“Removed temporarily from the city, the good Rochesterian will eulogize the town to all who will listen and to many who won’t.”
– Henry Clune, Main Street Beat 1947
Count me among those who can sing Rochester’s praises all day long to anyone who will listen. I would love the chance to get in a room with Amazon executives! (I’m sure Rep. Louise Slaughter knocked it out of the park.)
Amazon wants to build a second headquarters, which would be home to 50,000 jobs. It issued a Request for Proposals, asking cities to put their best foot forward. Cities across the country are now scrambling to respond.
No city meets all of Amazon’s criteria. But Rochester does meet many. We have big universities, an educated workforce, a transportation network, an airport capable of handling more traffic, and a giant business park that could easily absorb Amazon. We have cultural and recreational amenities and beautiful natural resources. Our suburban school districts are some of the best in the country.
Amazon wouldn’t cause the same growing pains in Rochester as it would in denser cities. We have a vacancy rate for housing in Monroe County of 7 percent — or more than 23,000 units. We’ve been adding more units than population.
But we need to take a giant step back and look at what this could mean — and not mean for Rochester.
Despite our abundance of housing, prices would likely increase and some neighborhoods could gentrify.
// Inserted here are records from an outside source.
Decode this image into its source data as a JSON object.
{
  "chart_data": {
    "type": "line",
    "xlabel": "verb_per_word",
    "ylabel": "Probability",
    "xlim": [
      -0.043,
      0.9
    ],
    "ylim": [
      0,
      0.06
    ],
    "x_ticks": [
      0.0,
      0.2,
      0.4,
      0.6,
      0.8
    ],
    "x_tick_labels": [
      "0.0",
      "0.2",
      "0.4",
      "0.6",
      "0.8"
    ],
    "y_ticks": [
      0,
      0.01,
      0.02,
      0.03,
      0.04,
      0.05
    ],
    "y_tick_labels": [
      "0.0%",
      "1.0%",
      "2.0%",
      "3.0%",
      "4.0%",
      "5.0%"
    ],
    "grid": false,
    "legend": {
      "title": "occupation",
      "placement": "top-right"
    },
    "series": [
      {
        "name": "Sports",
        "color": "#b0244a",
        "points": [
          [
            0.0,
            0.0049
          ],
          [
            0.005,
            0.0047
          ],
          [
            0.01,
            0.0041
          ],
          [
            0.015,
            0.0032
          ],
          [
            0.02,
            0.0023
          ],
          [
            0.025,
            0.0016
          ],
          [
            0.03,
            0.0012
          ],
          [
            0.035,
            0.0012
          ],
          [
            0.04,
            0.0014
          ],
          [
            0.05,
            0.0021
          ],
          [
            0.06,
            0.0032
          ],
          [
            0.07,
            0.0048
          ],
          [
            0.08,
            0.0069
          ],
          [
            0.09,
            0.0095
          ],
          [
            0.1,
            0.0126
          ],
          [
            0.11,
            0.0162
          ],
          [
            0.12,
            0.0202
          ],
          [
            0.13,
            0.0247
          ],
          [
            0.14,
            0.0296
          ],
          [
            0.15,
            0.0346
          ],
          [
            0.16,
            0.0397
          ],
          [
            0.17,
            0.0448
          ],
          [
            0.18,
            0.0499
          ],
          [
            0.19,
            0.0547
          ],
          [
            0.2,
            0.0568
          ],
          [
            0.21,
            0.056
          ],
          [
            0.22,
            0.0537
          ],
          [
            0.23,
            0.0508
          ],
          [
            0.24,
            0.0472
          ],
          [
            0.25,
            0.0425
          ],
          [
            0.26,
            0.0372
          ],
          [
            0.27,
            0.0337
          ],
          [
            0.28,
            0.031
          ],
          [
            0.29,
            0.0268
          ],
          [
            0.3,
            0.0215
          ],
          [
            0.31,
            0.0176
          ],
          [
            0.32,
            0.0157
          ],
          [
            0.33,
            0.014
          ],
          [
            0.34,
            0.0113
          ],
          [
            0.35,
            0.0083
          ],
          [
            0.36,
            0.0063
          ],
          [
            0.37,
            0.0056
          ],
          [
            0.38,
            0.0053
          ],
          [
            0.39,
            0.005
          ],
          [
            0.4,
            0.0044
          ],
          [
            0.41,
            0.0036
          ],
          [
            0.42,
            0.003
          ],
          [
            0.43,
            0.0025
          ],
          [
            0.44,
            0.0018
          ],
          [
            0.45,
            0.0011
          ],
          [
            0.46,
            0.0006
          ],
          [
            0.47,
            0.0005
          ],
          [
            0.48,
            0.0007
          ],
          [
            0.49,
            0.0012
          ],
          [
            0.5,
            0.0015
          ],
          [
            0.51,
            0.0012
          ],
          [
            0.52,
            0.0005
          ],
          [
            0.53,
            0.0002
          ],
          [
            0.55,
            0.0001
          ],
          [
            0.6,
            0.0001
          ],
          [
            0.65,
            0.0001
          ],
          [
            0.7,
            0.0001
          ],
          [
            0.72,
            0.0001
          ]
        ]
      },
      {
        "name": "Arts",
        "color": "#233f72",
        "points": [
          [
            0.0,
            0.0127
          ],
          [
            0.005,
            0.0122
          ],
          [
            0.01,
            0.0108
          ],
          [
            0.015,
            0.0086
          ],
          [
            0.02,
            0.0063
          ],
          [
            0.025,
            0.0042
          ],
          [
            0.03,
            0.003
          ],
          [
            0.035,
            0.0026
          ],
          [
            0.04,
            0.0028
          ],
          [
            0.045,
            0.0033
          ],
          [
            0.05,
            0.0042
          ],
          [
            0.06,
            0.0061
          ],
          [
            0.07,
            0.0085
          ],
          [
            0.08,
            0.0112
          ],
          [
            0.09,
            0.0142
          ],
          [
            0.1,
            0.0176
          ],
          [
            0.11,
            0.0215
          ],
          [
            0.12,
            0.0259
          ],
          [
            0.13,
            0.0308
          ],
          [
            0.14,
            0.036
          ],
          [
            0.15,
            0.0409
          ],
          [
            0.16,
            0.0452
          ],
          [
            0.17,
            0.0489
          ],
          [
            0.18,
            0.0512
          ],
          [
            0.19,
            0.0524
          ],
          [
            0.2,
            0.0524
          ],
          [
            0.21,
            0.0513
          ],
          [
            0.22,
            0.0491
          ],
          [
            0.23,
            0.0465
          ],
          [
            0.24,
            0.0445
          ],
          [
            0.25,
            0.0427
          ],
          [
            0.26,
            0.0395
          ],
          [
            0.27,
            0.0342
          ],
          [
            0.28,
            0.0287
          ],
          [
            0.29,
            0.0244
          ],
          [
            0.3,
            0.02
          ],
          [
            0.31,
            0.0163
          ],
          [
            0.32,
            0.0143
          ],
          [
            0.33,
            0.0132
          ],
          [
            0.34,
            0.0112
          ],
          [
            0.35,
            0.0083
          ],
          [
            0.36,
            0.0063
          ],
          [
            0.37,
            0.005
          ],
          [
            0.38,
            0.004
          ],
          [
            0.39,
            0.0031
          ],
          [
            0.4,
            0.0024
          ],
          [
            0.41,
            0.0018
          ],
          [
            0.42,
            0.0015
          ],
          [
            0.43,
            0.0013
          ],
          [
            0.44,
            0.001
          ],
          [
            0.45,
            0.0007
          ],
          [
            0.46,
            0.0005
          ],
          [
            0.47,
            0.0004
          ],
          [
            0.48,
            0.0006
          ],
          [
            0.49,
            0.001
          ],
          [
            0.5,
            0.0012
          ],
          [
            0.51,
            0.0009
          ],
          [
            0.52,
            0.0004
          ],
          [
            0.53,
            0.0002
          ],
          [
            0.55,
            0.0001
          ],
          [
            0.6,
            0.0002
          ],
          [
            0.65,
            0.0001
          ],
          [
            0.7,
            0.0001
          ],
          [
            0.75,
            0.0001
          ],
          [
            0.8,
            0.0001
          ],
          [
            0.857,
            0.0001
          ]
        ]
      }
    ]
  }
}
We can’t be sure Amazon will hire and train our poorest residents.
The rest of Rochester’s employers could feel a squeeze on rents, goods and workers.
Here’s the biggest reason to be wary of Amazon: What’s the price of entry?
Amazon makes it clear in its RFP it wants incentives. That means infrastructure and tax breaks. This is a company that has already been awarded more than $1 billion in government money. New York State is a notoriously expensive place to do business. State and local taxpayers would be giving away A LOT to make something like this happen.
What if Rochester leaders flipped the script on Amazon?
Get me in the room with CEO Jeff Bezos and I’d say:
“Mr. Bezos, we know Rochester is the right place for you. But are you right for us?
“I have a proposal. Become the first company to turn corporate welfare into community welfare. Hire and train people living in poverty. Provide childcare benefits. Locate on transit lines and give workers bus passes. Agree to donate a certain amount to local charities. Pay a living wage. Use local businesses as vendors and contractors.
“You do all this for Rochester, we’ll bend over backward for you.
“Mr. Bezos, you have the chance to do something great, and still make a ton of money. Heck, I’m willing to bet this kind of deal would make you even moremoney. You’ll have a dedicated workforce, a devoted city and a reputation for doing something really good.